Candied sweet potatoes are prepared in several cultures.

== History ==
Sweet potatoes are native to the Americas. They were encountered by Christopher Columbus on Hispaniola (in modern day Haiti) on his first voyage, and by the early 16th century they had been brought back to Europe and established in areas of Spain, Italy and France. Growing poorly in the cooler areas outside of southern Europe, over the course of the 16th century sweet potatoes came to be regarded as a luxury in the continent's north. Candying small pieces was a particularly common preparation. In the mid-17th century, a dish of cooked potatoes with a sugary, buttery, and spiced topping appears in a London cookbook, which the historian Trudy Eden describes as "more than likely" intended as a sweet potato dish and the "forerunner" of the modern American dish of candied yams. It instructed cooks:

Boyle or roast your Potatoes very tender, and blanch them; cut them into thin slices, put them into a dish or stewing pan, put to them three or foure Pippins sliced thin, a good quantity of beaten Ginger and Cynamon, Verjuice, Sugar, and Butter; stew these together an hour very softly; dish them being stewed enough, putting on them Butter, Verjuice beat together, and stick it full of green Sucket or Orrengado, or some such Liquid sweet-meat; sippit it and scrape Sugar on it, and serve it up hot on the Table.

During the 19th century in the American South, a dish of candied sweet potatoes under the name "candied yams" was eaten in the American South by poor people, both white and black. Early evidence of consumption appears in the 1880s, when recipes appeared in several cookbooks. One of these, in Mary Stuart Smith's Virginia Cookery Book (1885), tells readers that by boiling or steaming sweet potatoes, slicing them, adding butter and a covering of sugar, "you can hardly have a dish on your table that will be more generally relished." By the 1960s, the dish had become associated with the New Year among African Americans from the South.

== Candied yams ==
In the United States, candied sweet potatoes are eaten as a side under the name "candied yams", though this is a misnomer. While present in the early cookery of Colonial America, over time the yam became rare.

Candied yams are prepared with butter and brown sugar, and often topped with marshmallows.
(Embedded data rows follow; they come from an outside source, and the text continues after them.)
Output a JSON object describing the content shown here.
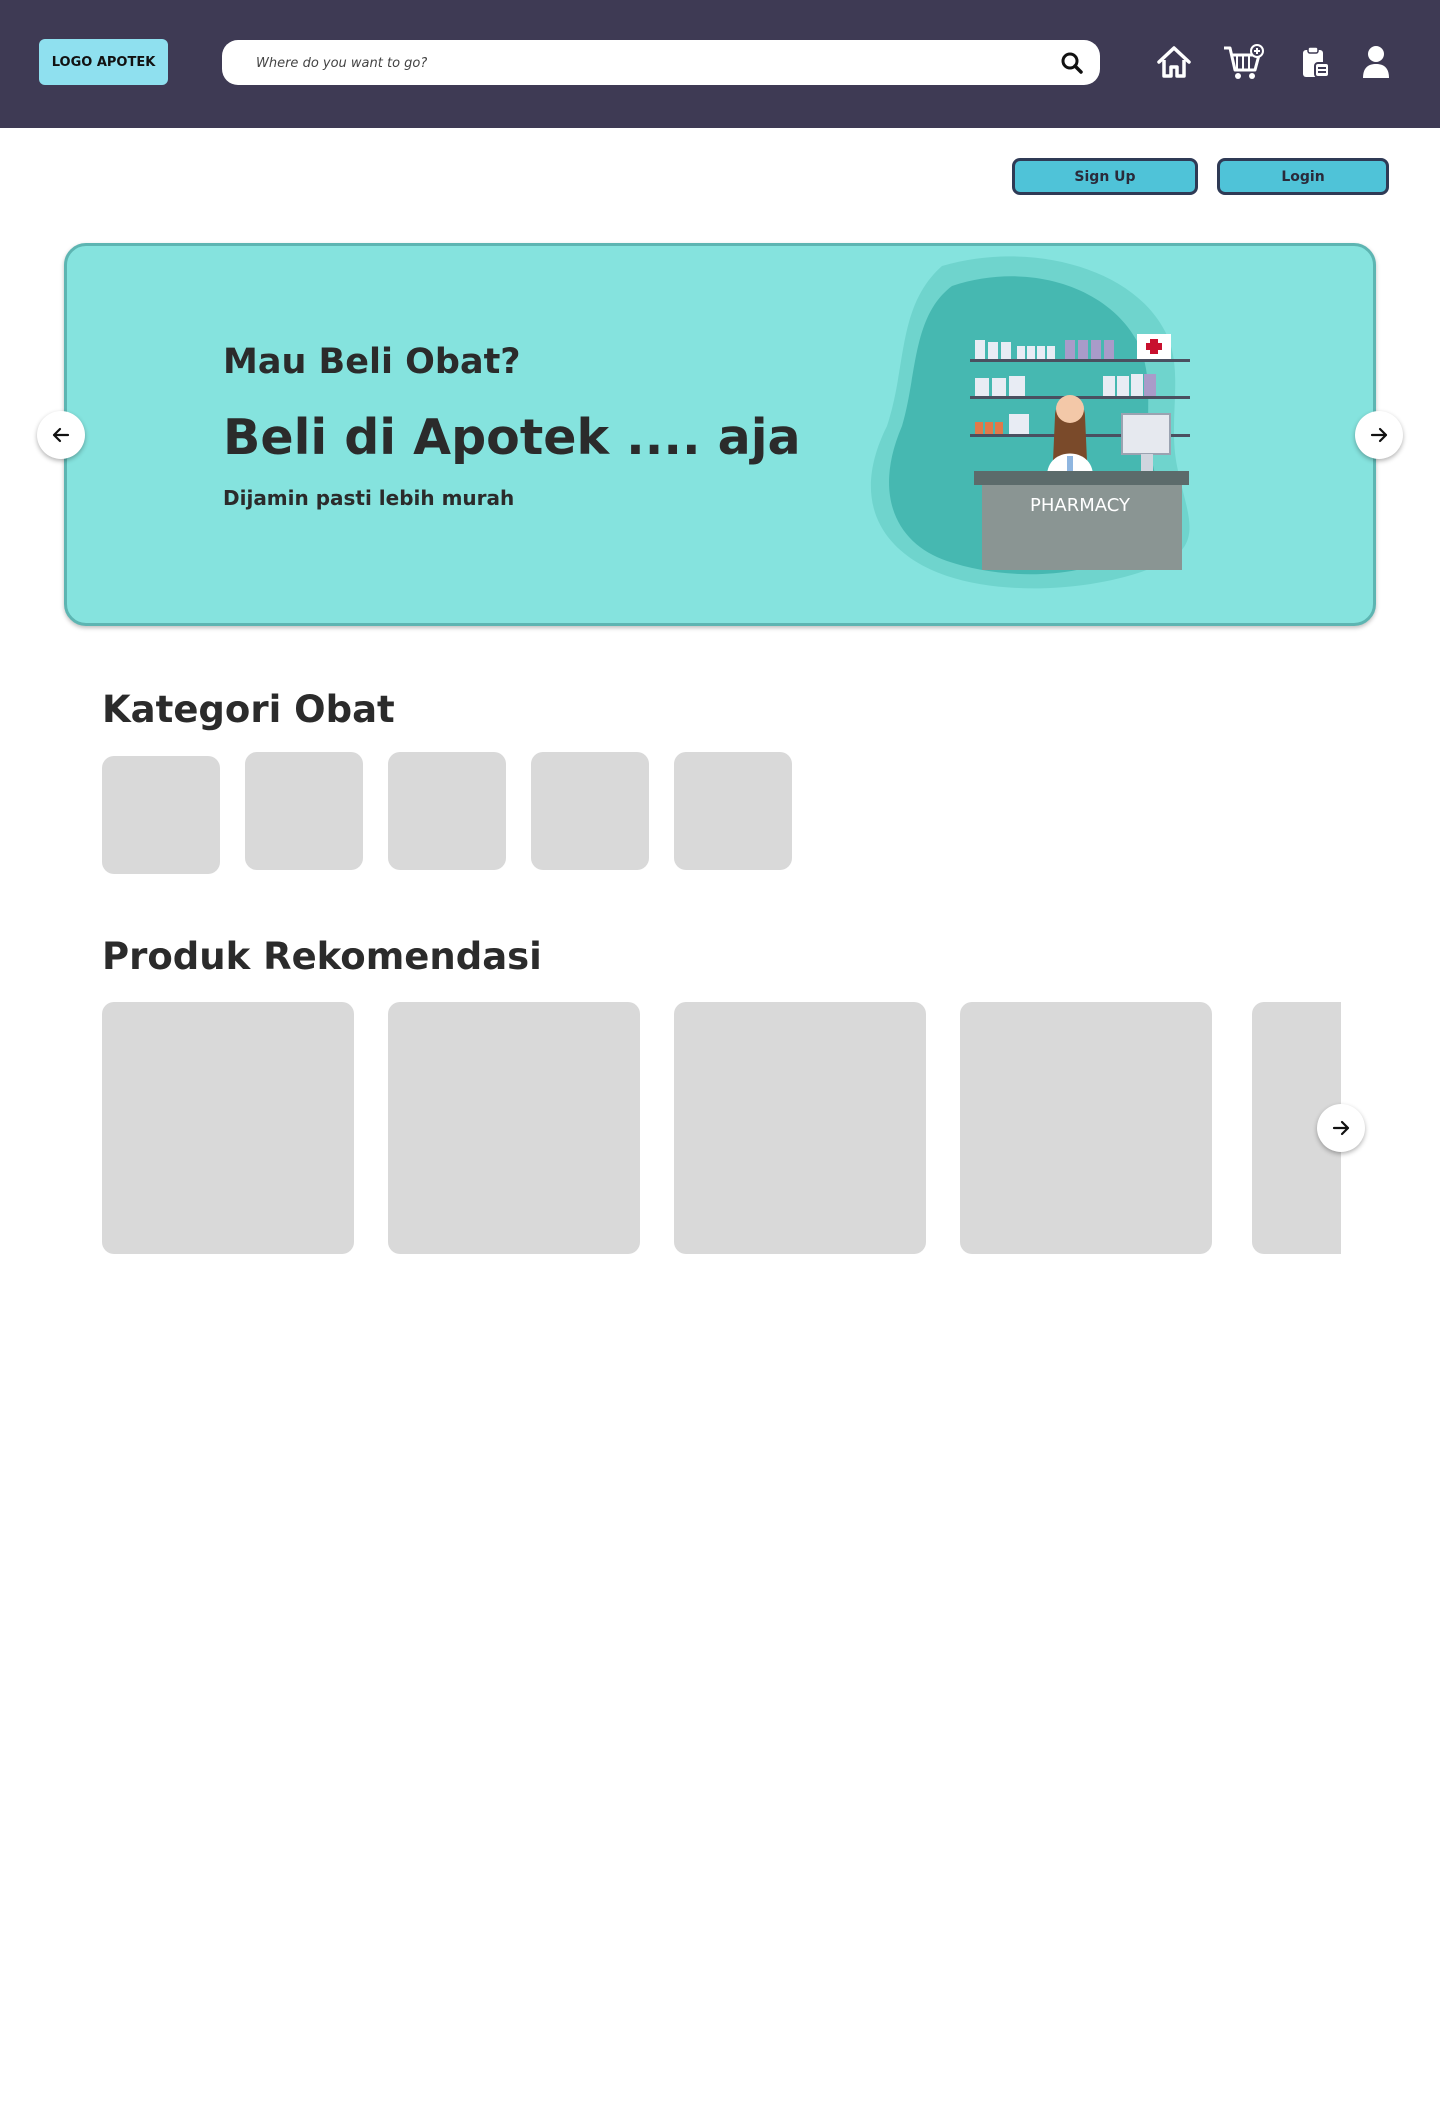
{
  "header": {
    "logo_text": "LOGO APOTEK",
    "search_placeholder": "Where do you want to go?",
    "icons": [
      "home-icon",
      "cart-add-icon",
      "clipboard-icon",
      "user-icon"
    ]
  },
  "auth": {
    "signup_label": "Sign Up",
    "login_label": "Login"
  },
  "banner": {
    "line1": "Mau Beli Obat?",
    "line2": "Beli di Apotek .... aja",
    "line3": "Dijamin pasti lebih murah",
    "illustration_sign": "PHARMACY"
  },
  "categories": {
    "title": "Kategori Obat",
    "count": 5
  },
  "products": {
    "title": "Produk Rekomendasi",
    "count": 5
  },
  "colors": {
    "topbar": "#3e3a54",
    "logo_bg": "#8fe0ef",
    "button_bg": "#4fc3d8",
    "banner_bg": "#85e3de",
    "placeholder_gray": "#d9d9d9"
  }
}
The dish is eaten at Thanksgiving, and is associated with Southern and African American cooking. The association with African-American cooking is shared by African Americans and non-African Americans alike. The dish is often paired with flavours of orange, and an accompaniment of ham.

== Outside of the US ==
In the Parsi cuisine of India, candied sweet potatoes are paired with chicken. In the Philippines, candied sweet potatoes are eaten as a street food under the name camote cue. They are made by frying slices of cream-coloured sweet potato (boniato) that are coated with brown sugar and placed on skewers to serve. Immediately after frying, their exterior is crisp while the interior is soft.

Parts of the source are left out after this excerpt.